Closed lgritz closed 6 years ago
Hi Larry,
Cool to hear from you, love what you've been pushing in this industry.
I'm not incredibly familiar with the various kind of open-source licenses. Since I only did the Arnold implementation of the paper, I think it would make sense to carry the open-source license of the polynomial optics source code over? I can ask Johannes what this is exactly, as no license file is included there.
Sidenote, I'm looking to move to Vancouver this summer and Sony is high on my list - if you'd be interested in having me, I'd love to talk about it.
The problem is that having no posted license means it's not really open source at all, legally speaking. People will come to the page and then just leave when they realize there's no way for them to figure out what they can or cannot legally do with the code, so it's safest to not look at all.
I recommend either Apache 2.0, that seems to be the favored these days for new open source projects (in our industry, at least), though "new" BSD 3-clause license is also fine.

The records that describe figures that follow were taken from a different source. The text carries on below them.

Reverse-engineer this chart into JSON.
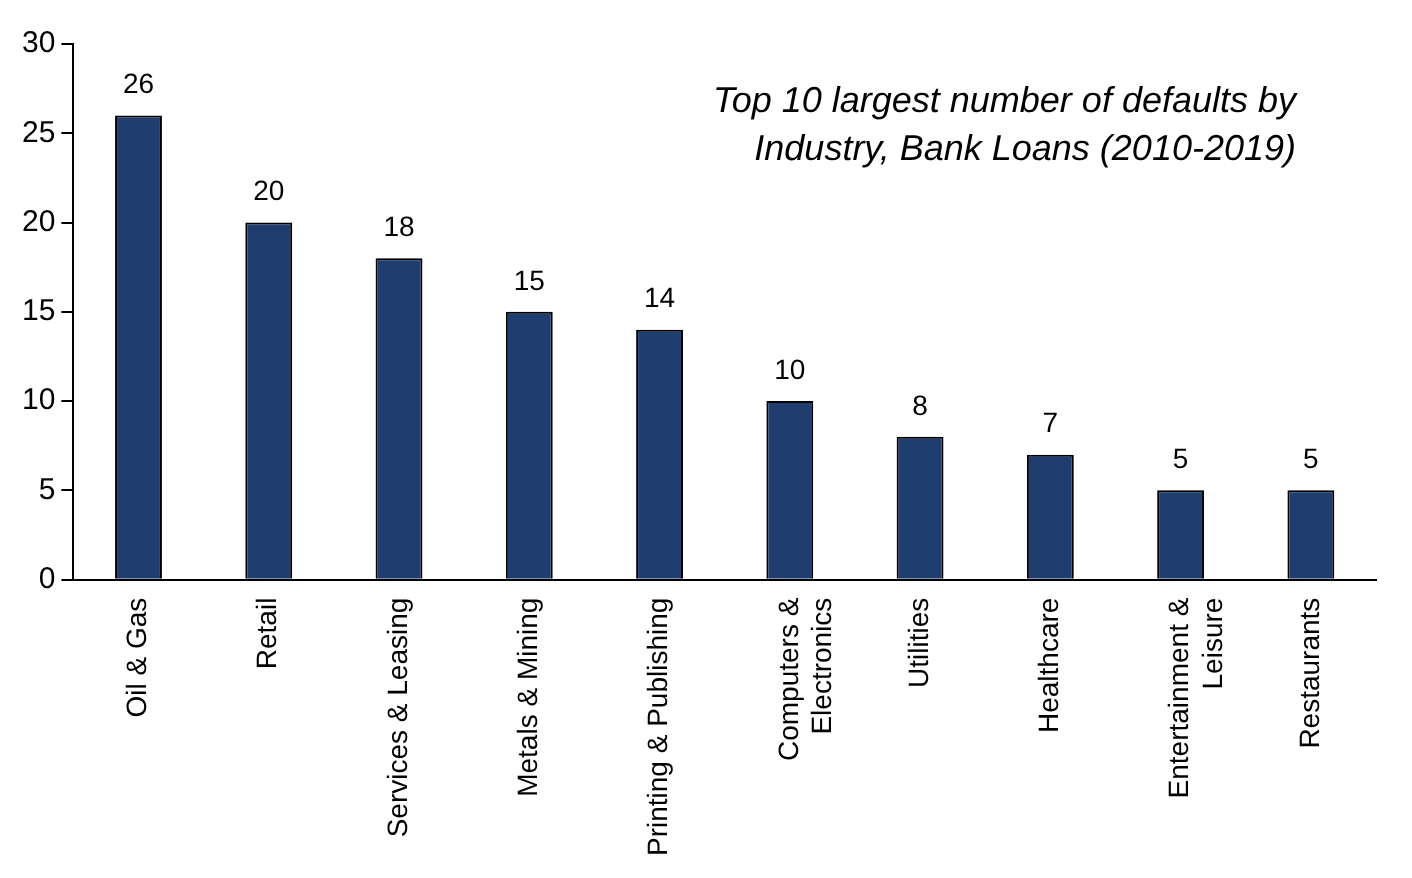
{
  "chart_data": {
    "type": "bar",
    "title": "Top 10 largest number of defaults by Industry, Bank Loans (2010-2019)",
    "categories": [
      "Oil & Gas",
      "Retail",
      "Services & Leasing",
      "Metals & Mining",
      "Printing & Publishing",
      "Computers & Electronics",
      "Utilities",
      "Healthcare",
      "Entertainment & Leisure",
      "Restaurants"
    ],
    "values": [
      26,
      20,
      18,
      15,
      14,
      10,
      8,
      7,
      5,
      5
    ],
    "color": "#1f3d6f",
    "ylim": [
      0,
      30
    ],
    "yticks": [
      0,
      5,
      10,
      15,
      20,
      25,
      30
    ],
    "grid": false,
    "data_labels": true
  }
}
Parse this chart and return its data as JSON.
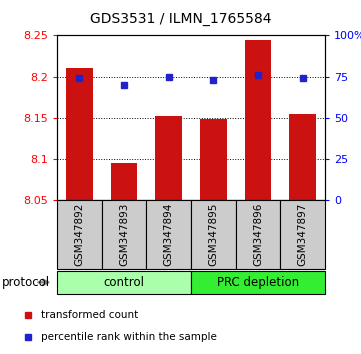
{
  "title": "GDS3531 / ILMN_1765584",
  "samples": [
    "GSM347892",
    "GSM347893",
    "GSM347894",
    "GSM347895",
    "GSM347896",
    "GSM347897"
  ],
  "bar_values": [
    8.21,
    8.095,
    8.152,
    8.149,
    8.245,
    8.155
  ],
  "percentile_values": [
    74,
    70,
    75,
    73,
    76,
    74
  ],
  "ylim_left": [
    8.05,
    8.25
  ],
  "ylim_right": [
    0,
    100
  ],
  "yticks_left": [
    8.05,
    8.1,
    8.15,
    8.2,
    8.25
  ],
  "yticks_right": [
    0,
    25,
    50,
    75,
    100
  ],
  "ytick_labels_right": [
    "0",
    "25",
    "50",
    "75",
    "100%"
  ],
  "bar_color": "#cc1111",
  "dot_color": "#2222cc",
  "protocol_groups": [
    {
      "label": "control",
      "start": 0,
      "end": 3,
      "color": "#aaffaa"
    },
    {
      "label": "PRC depletion",
      "start": 3,
      "end": 6,
      "color": "#33ee33"
    }
  ],
  "legend_items": [
    {
      "label": "transformed count",
      "color": "#cc1111"
    },
    {
      "label": "percentile rank within the sample",
      "color": "#2222cc"
    }
  ],
  "protocol_label": "protocol",
  "bar_width": 0.6,
  "sample_box_color": "#cccccc",
  "plot_bg": "#ffffff"
}
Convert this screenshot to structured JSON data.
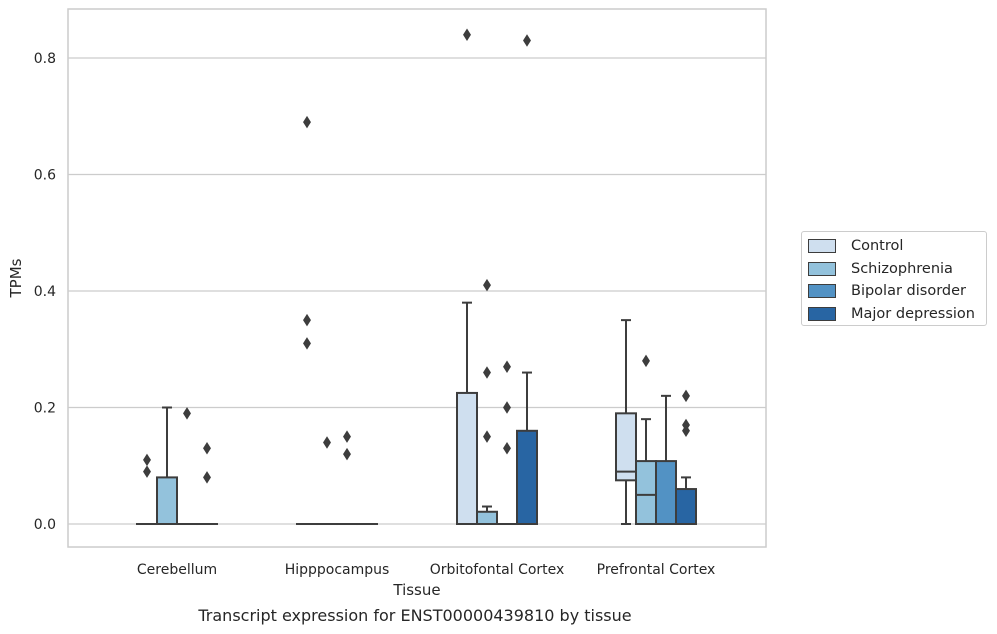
{
  "chart_data": {
    "type": "box",
    "caption": "Transcript expression for ENST00000439810 by tissue",
    "xlabel": "Tissue",
    "ylabel": "TPMs",
    "ylim": [
      -0.04,
      0.88
    ],
    "yticks": [
      "0.0",
      "0.2",
      "0.4",
      "0.6",
      "0.8"
    ],
    "grid": true,
    "legend_position": "right",
    "categories": [
      "Cerebellum",
      "Hipppocampus",
      "Orbitofontal Cortex",
      "Prefrontal Cortex"
    ],
    "series": [
      {
        "name": "Control",
        "color": "#cfdfef",
        "boxes": [
          {
            "q1": 0,
            "median": 0,
            "q3": 0,
            "whisker_low": 0,
            "whisker_high": 0,
            "outliers": [
              0.09,
              0.11
            ]
          },
          {
            "q1": 0,
            "median": 0,
            "q3": 0,
            "whisker_low": 0,
            "whisker_high": 0,
            "outliers": [
              0.31,
              0.35,
              0.69
            ]
          },
          {
            "q1": 0,
            "median": 0,
            "q3": 0.225,
            "whisker_low": 0,
            "whisker_high": 0.38,
            "outliers": [
              0.84
            ]
          },
          {
            "q1": 0.075,
            "median": 0.09,
            "q3": 0.19,
            "whisker_low": 0,
            "whisker_high": 0.35,
            "outliers": []
          }
        ]
      },
      {
        "name": "Schizophrenia",
        "color": "#93c2dc",
        "boxes": [
          {
            "q1": 0,
            "median": 0,
            "q3": 0.08,
            "whisker_low": 0,
            "whisker_high": 0.2,
            "outliers": []
          },
          {
            "q1": 0,
            "median": 0,
            "q3": 0,
            "whisker_low": 0,
            "whisker_high": 0,
            "outliers": [
              0.14
            ]
          },
          {
            "q1": 0,
            "median": 0,
            "q3": 0.021,
            "whisker_low": 0,
            "whisker_high": 0.03,
            "outliers": [
              0.15,
              0.26,
              0.41
            ]
          },
          {
            "q1": 0,
            "median": 0.05,
            "q3": 0.108,
            "whisker_low": 0,
            "whisker_high": 0.18,
            "outliers": [
              0.28
            ]
          }
        ]
      },
      {
        "name": "Bipolar disorder",
        "color": "#5292c4",
        "boxes": [
          {
            "q1": 0,
            "median": 0,
            "q3": 0,
            "whisker_low": 0,
            "whisker_high": 0,
            "outliers": [
              0.19
            ]
          },
          {
            "q1": 0,
            "median": 0,
            "q3": 0,
            "whisker_low": 0,
            "whisker_high": 0,
            "outliers": [
              0.12,
              0.15
            ]
          },
          {
            "q1": 0,
            "median": 0,
            "q3": 0,
            "whisker_low": 0,
            "whisker_high": 0,
            "outliers": [
              0.13,
              0.2,
              0.27
            ]
          },
          {
            "q1": 0,
            "median": 0,
            "q3": 0.108,
            "whisker_low": 0,
            "whisker_high": 0.22,
            "outliers": []
          }
        ]
      },
      {
        "name": "Major depression",
        "color": "#2865a3",
        "boxes": [
          {
            "q1": 0,
            "median": 0,
            "q3": 0,
            "whisker_low": 0,
            "whisker_high": 0,
            "outliers": [
              0.08,
              0.13
            ]
          },
          {
            "q1": 0,
            "median": 0,
            "q3": 0,
            "whisker_low": 0,
            "whisker_high": 0,
            "outliers": []
          },
          {
            "q1": 0,
            "median": 0,
            "q3": 0.16,
            "whisker_low": 0,
            "whisker_high": 0.26,
            "outliers": [
              0.83
            ]
          },
          {
            "q1": 0,
            "median": 0,
            "q3": 0.06,
            "whisker_low": 0,
            "whisker_high": 0.08,
            "outliers": [
              0.16,
              0.17,
              0.22
            ]
          }
        ]
      }
    ]
  }
}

If you copied part of this code from elsewhere, you may need to adopt its license (depending on what it is -- or at least provide a proper acknowledgement and disclose of its licensing terms and copyright notice as part of yours). If you wrote it all yourself and merely were inspired or based in on reading papers or something, then you can use whichever license you choose.
Feel free to contact me offline about openings we may have. There's usually a mostly up to date listing of current openings on the main imageworks.com web site somewhere.
Thanks for that explanation - I learned a few things. I'll make sure the open-source code will actually be open-source in this case.
Hi Larry,
Pota now has a MIT license, as that was the license one of the paper's authors suggested. Thanks for pointing this out!
There seems to be no license file. What are the licensing terms for this open source project?